At the table, Homais asked permission to keep on his cap, for fear of catching cold.

‘Madame must be a little tired,’ he said, turning to Emma. ‘It is not a comfortable journey.’

‘Very true,’ she answered, ‘but I love moving around. I hate staying in one place.’

‘Oh, I agree. Staying in one place is horrible!’ said the clerk.

‘But if you were like me,’ said Charles, ‘and always had to be on your horse…’

And so the meal continued. Charles spent most of his time discussing medical matters with Monsieur Homais, while Leon told Madame Bovary about the attractions of the neighbourhood. They quickly discovered that they shared the same romantic tastes.

‘I think there’s nothing so beautiful as a sunset, especially by the sea!’ said Madame Bovary.

‘Oh, I love the sea!’ Monsieur Leon replied.

‘And doesn’t it seem to you, somehow, that you think more freely, and that it raises your soul and makes you think of the endless nature of things?’

‘It’s just the same where there are mountains,’ Leon went on.

So they continued talking of Switzerland and Italy, which they had never visited, and music, which neither of them could play, and reading - the one thing that both of them did enthusiastically.

‘What can be better than sitting by the fire in the evening with a book, when the lamp is lit and the wind beats against the window?’ said Leon.

‘That’s just what I think,’ she replied, looking at him with her big, dark eyes.

‘You forget everything,’ he went on. ‘The hours slip by. Sitting still in your armchair, you can wander in strange places and imagine they are there before your eyes.’

‘Oh yes, that’s true!’ she said.

They had been at the table for two and a half hours by now, since Artemise, the servant, did not hurry as she brought the dishes in from the kitchen. Quite unconsciously, Leon had put his foot up on one of the bars of the chair on which Madame Bovary was sitting, moving closer so he could catch everything she said. And so, while Charles and the pharmacist went on with their discussion, Emma and Leon sat close to one another, and entered into a conversation in which they talked about the interests they shared: the Paris theatres, names of novels, the latest dances, the world of fashion, which neither of them knew anything about, Tostes, where she had lived, and Yonville, where they were now. They discussed anything and everything, and talked all through dinner.

When the coffee was brought in, Felicite went to arrange the bedroom in the new house, and the group around the dinner table soon afterwards rose to go. Madame Lefrancois had fallen asleep by the dying fire, while the manservant, lamp in hand, was waiting to show Monsieur and Madame Bovary to their house.

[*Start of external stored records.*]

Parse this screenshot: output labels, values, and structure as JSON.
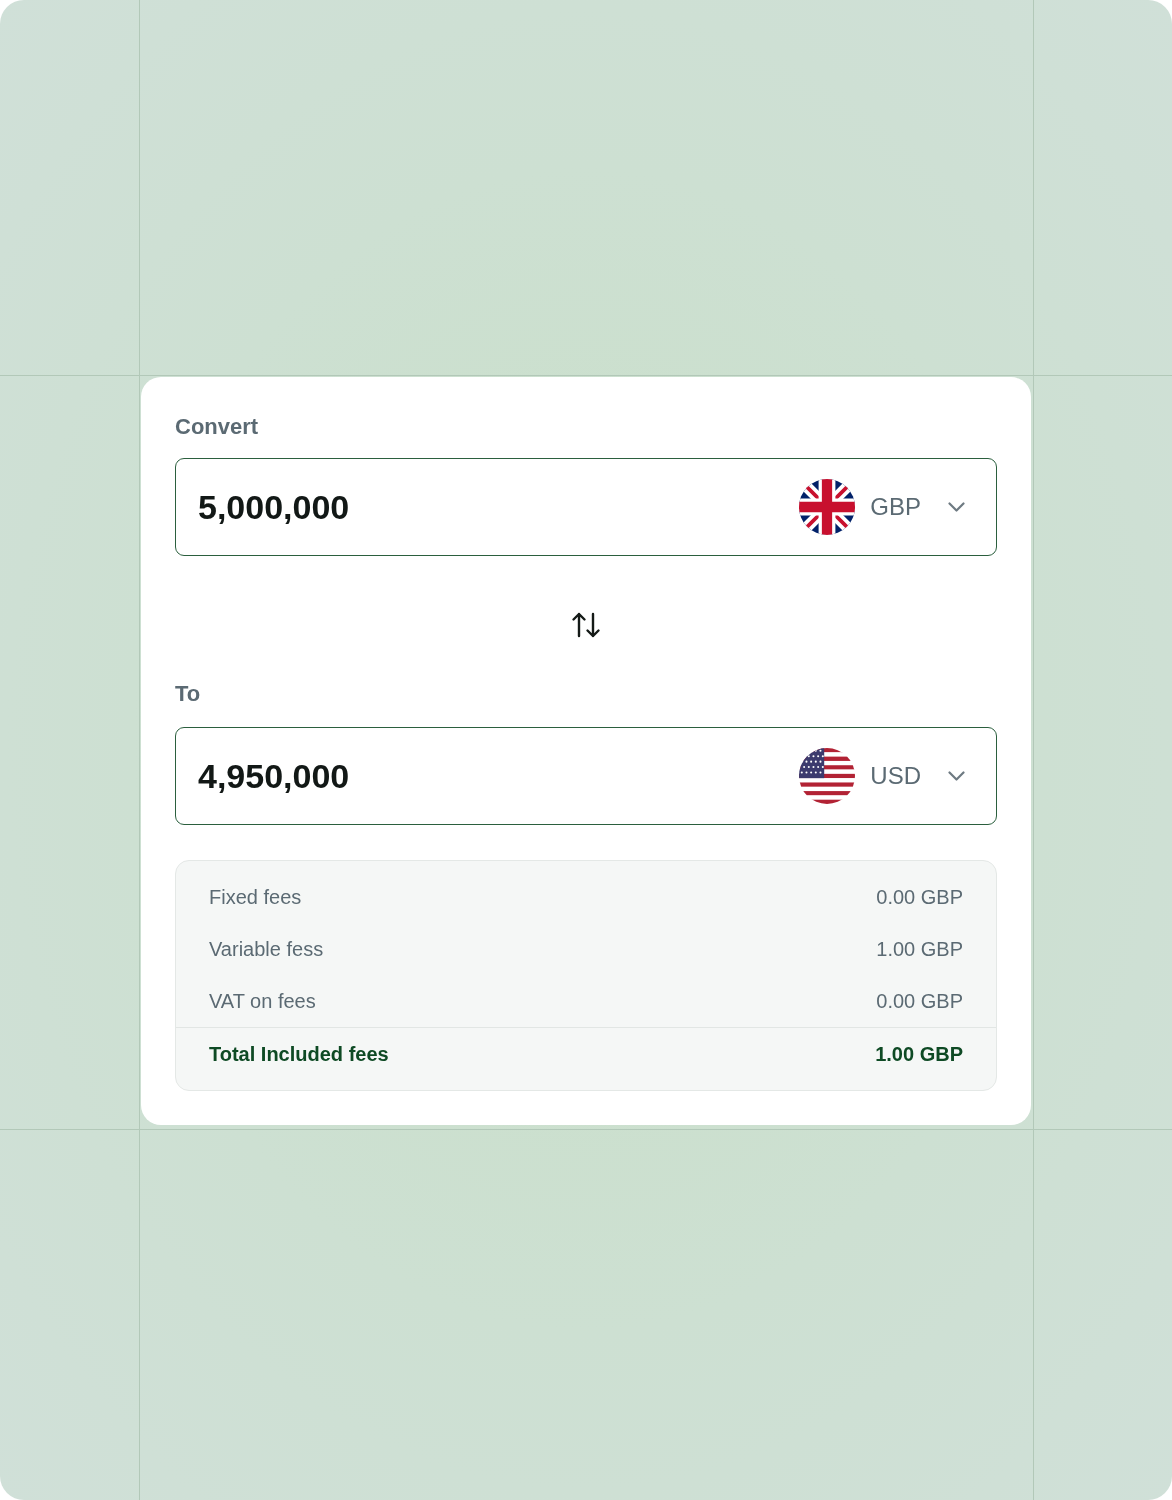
{
  "converter": {
    "from": {
      "label": "Convert",
      "amount": "5,000,000",
      "currency": {
        "kind": "uk",
        "code": "GBP"
      }
    },
    "to": {
      "label": "To",
      "amount": "4,950,000",
      "currency": {
        "kind": "us",
        "code": "USD"
      }
    }
  },
  "fees": {
    "rows": [
      {
        "label": "Fixed fees",
        "value": "0.00 GBP"
      },
      {
        "label": "Variable fess",
        "value": "1.00 GBP"
      },
      {
        "label": "VAT on fees",
        "value": "0.00 GBP"
      }
    ],
    "total": {
      "label": "Total Included fees",
      "value": "1.00 GBP"
    }
  }
}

The house felt damp and cold after the warmth of the inn. The walls were new and the wooden stairs had no carpet. Upstairs in the bedroom, a pale light came in through the curtainless windows. The tops of some trees could just be seen, and beyond them, the fields in the moonlight.

This would be the fourth time Emma had slept in a new bedroom. The first was when she went to the convent, the second when she came to Tostes, the third at La Vaubyessard, and now this was the fourth. And every time, it had seemed as if she were entering a new stage in her life. She could not believe that things would look and be the same in different places. The most recent period of her life had been bad, so the next part would have to be better.